Can we ship an agent without an eval suite?
Technically yes; in practice no. Without evals you have no way to detect regressions when models update, prompts change, or retrieval drifts. You'll find out from customer complaints. We've never seen a long-lived production agent without an eval suite - they all either get one or get rolled back.
What's the ROI on this checklist?
Direct: prevented cost overruns (typically 5–40× cost spikes are caught by gateway caps); prevented incidents (red-teamed injection cases). Indirect: shipping confidence - teams with the checklist in place ship 3–4× more agent updates per quarter because each ship is safe.
Does this apply to internal agents or just customer-facing ones?
Both. Internal agents that touch HR data, finance data, or production systems carry the same blast radius as customer-facing ones.

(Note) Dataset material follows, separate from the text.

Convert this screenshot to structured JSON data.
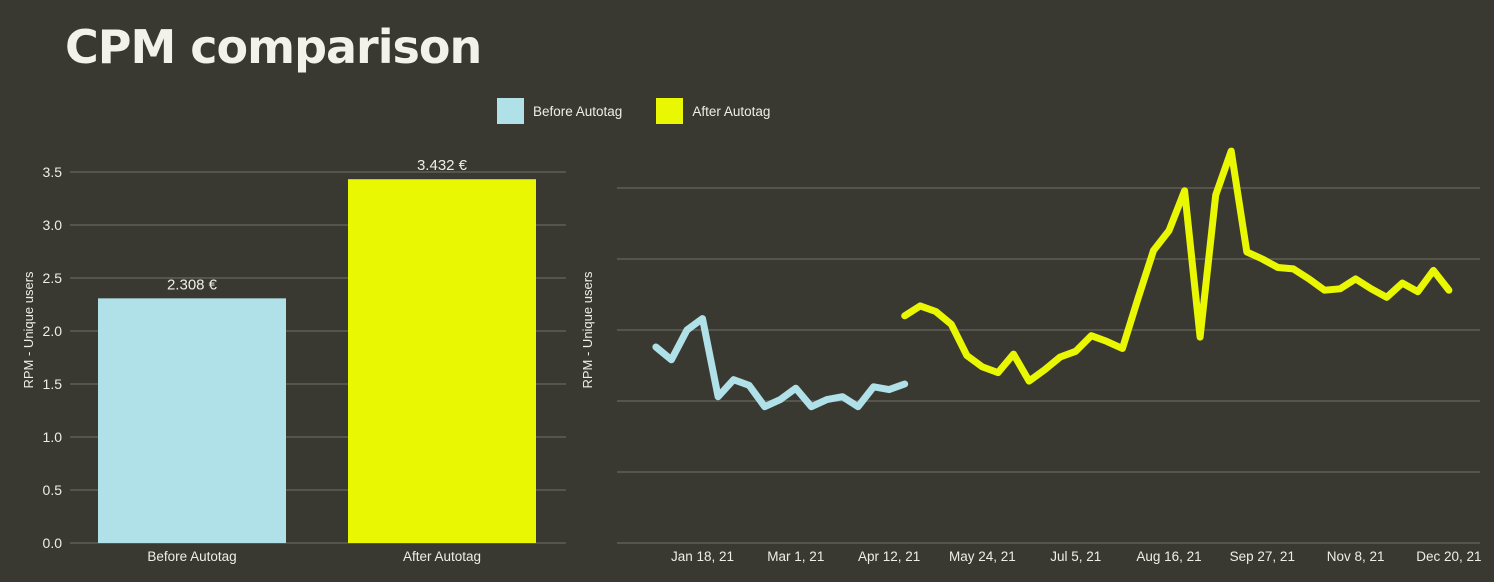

The cost and reputational risk profiles differ; the engineering discipline is the same.
How long does it take to retrofit this onto an existing production agent?
Typical AI Rescue engagements run 3–4 weeks for the full checklist on a single agent. Eval suite is week one; observability + cost controls week two; guardrails + red-team week three; drift alarms week four. We do this kind of work all the time.